Introduction
The last decade has seen the mouse become one of the model species of choice for researchers studying brain function and neuropsychiatric diseases. This trend has been catalyzed by two key scientific advances during this period: the emergence of techniques for precisely manipulating the mouse genome, such as gene-targeting (Capecchi, 2005), and the sequencing of the human genome (International Human Genome Sequencing Consortium, 2004). In addition, the mouse lends itself to the application of other techniques, both traditional (e.g., drug treatments, brain lesions) and cutting-edge (e.g., RNA interference, opticogenetics), for manipulating molecules, neurotransmitters and circuits in the brain. As such, the mouse-based laboratory is now equipped with a potent armamentarium of techniques to tackle the study of neuropsychiatric disorders. By joining forces with increasingly powerful techniques for studying human subjects, such as genome-wide association studies and brain imaging (Harrison and Weinberger, 2005; Robbins, 2005; Hariri and Holmes, 2006), the hope is that research using mice can allow us to make some truly novel insights into the pathophysiology and treatment of neuropsychiatric diseases, including schizophrenia.

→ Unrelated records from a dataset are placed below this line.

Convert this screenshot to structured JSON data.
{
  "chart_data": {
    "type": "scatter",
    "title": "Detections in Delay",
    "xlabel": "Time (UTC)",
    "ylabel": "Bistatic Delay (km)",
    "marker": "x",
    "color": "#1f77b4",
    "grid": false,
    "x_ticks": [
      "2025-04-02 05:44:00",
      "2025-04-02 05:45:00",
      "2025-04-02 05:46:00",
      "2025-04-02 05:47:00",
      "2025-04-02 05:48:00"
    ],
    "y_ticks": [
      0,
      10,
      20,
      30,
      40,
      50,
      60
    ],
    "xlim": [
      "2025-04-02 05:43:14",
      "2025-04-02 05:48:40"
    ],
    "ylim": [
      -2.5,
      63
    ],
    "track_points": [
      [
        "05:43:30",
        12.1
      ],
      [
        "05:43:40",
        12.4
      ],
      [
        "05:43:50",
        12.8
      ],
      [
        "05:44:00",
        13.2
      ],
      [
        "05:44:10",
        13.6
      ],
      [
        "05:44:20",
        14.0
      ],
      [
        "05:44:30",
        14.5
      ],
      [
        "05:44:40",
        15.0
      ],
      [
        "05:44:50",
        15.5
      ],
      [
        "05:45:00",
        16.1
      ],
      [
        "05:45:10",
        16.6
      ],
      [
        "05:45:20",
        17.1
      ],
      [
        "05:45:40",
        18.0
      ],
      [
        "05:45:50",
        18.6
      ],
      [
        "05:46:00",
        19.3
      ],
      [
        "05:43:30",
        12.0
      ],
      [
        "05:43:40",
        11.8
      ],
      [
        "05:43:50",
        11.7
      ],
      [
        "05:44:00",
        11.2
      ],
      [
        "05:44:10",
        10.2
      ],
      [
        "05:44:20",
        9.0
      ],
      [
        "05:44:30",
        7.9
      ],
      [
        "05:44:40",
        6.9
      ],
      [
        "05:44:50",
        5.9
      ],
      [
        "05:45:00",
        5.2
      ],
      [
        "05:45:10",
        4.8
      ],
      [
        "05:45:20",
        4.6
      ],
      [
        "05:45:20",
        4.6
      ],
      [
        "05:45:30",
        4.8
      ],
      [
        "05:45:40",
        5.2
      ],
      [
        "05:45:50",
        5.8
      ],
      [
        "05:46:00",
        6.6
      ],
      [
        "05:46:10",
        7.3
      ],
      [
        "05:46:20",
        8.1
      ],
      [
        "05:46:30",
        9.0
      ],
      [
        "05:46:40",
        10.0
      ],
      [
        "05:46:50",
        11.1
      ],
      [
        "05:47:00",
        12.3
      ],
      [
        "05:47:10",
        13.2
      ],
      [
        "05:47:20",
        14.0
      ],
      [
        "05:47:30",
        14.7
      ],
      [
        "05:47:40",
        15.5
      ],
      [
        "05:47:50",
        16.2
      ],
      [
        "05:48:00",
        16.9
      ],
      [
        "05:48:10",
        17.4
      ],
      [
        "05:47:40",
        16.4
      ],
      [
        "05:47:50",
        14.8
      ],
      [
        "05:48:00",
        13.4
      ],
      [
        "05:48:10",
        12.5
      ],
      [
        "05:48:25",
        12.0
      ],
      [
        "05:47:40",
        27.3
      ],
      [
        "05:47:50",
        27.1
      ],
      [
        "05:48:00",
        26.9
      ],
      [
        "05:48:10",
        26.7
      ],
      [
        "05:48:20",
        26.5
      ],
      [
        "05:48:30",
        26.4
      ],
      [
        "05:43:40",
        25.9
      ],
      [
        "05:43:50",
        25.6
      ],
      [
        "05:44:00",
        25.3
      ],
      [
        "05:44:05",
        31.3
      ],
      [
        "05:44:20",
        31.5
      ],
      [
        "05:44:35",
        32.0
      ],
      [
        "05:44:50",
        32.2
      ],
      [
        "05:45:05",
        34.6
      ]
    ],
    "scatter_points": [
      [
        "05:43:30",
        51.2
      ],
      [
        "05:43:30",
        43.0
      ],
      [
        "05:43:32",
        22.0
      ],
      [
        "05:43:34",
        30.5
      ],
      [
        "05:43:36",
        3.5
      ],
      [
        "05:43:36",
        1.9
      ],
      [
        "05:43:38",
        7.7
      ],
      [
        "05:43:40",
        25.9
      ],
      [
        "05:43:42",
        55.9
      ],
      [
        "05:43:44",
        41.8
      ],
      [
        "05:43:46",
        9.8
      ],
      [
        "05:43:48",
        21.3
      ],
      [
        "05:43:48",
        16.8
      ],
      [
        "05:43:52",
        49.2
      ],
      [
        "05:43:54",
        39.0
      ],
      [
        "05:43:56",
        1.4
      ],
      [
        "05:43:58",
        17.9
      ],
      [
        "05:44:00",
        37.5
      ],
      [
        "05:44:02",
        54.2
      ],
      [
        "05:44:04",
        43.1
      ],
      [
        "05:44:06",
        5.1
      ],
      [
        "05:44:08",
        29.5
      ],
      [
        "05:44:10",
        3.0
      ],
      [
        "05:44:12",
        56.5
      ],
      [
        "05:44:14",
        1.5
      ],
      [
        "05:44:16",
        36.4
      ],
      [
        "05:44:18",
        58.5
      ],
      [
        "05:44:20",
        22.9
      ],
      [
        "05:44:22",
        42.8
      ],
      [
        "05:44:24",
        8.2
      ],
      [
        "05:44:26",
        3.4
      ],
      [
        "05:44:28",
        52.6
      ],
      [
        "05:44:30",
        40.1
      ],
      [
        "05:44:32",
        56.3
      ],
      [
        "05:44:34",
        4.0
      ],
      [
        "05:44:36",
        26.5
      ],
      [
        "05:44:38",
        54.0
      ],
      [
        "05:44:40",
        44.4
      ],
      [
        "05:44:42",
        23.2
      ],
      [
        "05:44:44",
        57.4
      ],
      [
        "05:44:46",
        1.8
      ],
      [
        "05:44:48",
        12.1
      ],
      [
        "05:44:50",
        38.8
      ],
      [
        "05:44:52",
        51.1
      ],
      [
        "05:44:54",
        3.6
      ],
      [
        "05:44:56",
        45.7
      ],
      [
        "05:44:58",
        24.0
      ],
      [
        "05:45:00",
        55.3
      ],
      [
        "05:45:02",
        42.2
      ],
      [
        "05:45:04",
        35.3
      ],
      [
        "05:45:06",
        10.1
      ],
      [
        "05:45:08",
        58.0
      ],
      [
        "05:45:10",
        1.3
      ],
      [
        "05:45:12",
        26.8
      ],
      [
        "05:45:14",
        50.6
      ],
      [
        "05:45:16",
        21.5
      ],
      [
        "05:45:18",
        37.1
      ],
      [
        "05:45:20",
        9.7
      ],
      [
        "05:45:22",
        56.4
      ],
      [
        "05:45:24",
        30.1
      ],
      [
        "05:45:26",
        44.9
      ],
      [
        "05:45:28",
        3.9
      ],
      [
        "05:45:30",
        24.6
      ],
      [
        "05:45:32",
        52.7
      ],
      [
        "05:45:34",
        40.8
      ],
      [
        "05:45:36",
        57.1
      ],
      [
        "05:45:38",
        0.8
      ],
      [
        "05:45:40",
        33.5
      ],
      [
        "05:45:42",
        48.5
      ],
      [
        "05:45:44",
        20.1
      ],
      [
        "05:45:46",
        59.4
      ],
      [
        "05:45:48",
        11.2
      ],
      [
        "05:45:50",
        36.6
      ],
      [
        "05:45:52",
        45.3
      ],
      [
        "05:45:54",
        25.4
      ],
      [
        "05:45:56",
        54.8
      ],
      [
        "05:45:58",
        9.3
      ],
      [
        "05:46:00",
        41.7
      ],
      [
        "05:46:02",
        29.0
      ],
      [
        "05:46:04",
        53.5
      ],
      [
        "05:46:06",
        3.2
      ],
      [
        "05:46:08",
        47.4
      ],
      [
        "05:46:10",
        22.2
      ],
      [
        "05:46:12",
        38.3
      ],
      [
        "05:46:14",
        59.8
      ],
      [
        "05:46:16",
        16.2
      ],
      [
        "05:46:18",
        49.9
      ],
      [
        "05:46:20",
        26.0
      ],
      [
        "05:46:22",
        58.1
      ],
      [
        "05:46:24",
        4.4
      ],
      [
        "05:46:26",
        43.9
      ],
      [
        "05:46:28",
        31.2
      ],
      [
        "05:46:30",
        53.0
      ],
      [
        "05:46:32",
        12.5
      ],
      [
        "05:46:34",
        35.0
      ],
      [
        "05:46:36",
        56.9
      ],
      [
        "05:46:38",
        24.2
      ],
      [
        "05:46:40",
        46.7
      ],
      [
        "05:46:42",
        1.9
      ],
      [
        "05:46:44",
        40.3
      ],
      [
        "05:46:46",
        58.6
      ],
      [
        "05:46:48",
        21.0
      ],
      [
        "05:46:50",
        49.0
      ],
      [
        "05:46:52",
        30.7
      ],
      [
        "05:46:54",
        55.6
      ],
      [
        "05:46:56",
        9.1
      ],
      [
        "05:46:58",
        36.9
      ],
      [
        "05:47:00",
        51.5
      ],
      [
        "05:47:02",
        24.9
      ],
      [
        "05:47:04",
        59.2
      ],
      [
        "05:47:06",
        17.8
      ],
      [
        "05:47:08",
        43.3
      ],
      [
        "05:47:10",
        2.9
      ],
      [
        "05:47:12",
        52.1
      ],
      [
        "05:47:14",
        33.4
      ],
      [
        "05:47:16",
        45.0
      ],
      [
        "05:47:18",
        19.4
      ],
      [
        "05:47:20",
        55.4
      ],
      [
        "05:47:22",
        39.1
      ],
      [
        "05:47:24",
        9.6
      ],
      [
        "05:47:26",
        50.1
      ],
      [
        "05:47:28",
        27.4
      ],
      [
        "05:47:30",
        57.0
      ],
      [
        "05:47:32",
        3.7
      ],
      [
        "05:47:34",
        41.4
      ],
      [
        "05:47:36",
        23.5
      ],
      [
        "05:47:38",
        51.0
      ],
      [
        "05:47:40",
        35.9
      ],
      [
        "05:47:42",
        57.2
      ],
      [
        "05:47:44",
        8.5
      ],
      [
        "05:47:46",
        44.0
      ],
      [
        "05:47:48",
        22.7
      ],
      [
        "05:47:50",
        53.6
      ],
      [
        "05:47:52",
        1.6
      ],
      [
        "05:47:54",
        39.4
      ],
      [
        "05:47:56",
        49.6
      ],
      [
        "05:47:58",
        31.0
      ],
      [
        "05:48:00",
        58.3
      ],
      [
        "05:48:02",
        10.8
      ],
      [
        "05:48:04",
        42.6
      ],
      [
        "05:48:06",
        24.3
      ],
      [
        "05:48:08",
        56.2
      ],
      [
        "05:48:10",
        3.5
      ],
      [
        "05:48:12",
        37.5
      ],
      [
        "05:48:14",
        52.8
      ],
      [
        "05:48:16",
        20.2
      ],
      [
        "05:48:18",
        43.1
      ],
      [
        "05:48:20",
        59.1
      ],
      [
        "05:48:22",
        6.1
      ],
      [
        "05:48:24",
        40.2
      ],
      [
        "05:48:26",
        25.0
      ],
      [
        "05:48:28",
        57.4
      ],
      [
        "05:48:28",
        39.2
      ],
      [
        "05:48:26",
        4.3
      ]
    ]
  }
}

Arguably, the development of sophisticated, translatable mouse-based assays for the behavioral manifestations of schizophrenia has lagged the advances in molecular and genomic techniques. Contrary to a commonly voiced opinion, we do not believe that this is because mice are “not smart enough” to perform complex behavioral, particularly cognitive, assays, but rather that an adequate investment of time and effort has not been put into adapting and validating procedures for the mouse.
In a collaborative venture with Bussey, Saksida and colleagues, our laboratory has made efforts to fill this gap by investing in the development of novel assays, including adapting a touchscreen-based method for measuring cognitive and executive functions for use in mice (Izquierdo et al., 2006), and by validating existing models of schizophrenia, such as subchronic phencyclidine (PCP) treatment, in the touchscreen system and other mouse assays. We have sought to utilize these assays to elucidate mechanisms subserving complex behaviors and disease-related behavioral dysfunctions. As part of these efforts, we have examined pharmacological models of schizophrenia in our tasks, and recently reported on the effects of subchronic PCP treatment on social behavior and cognition (touchscreen-based visual discrimination and reversal learning) in non-mutant mice (Brigman et al., 2009). Here, we summarize these results and put them in the larger context of ongoing efforts in the field to develop valid models of schizophrenia, or at least assays for some of the main symptoms of the disease, in mice. We begin with a brief overview of how the major symptoms of schizophrenia are clinically categorized and assayed by mouse behavioral tests. We go on to discuss in greater detail various mouse assays for “cognitive flexibility”, including reversal learning – a type of executive function impaired in schizophrenia that we and others have highlighted as a particularly tractable, translatable process to measure in rodent models of schizophrenia. We end with some concluding remarks on some key questions to be addressed in future work.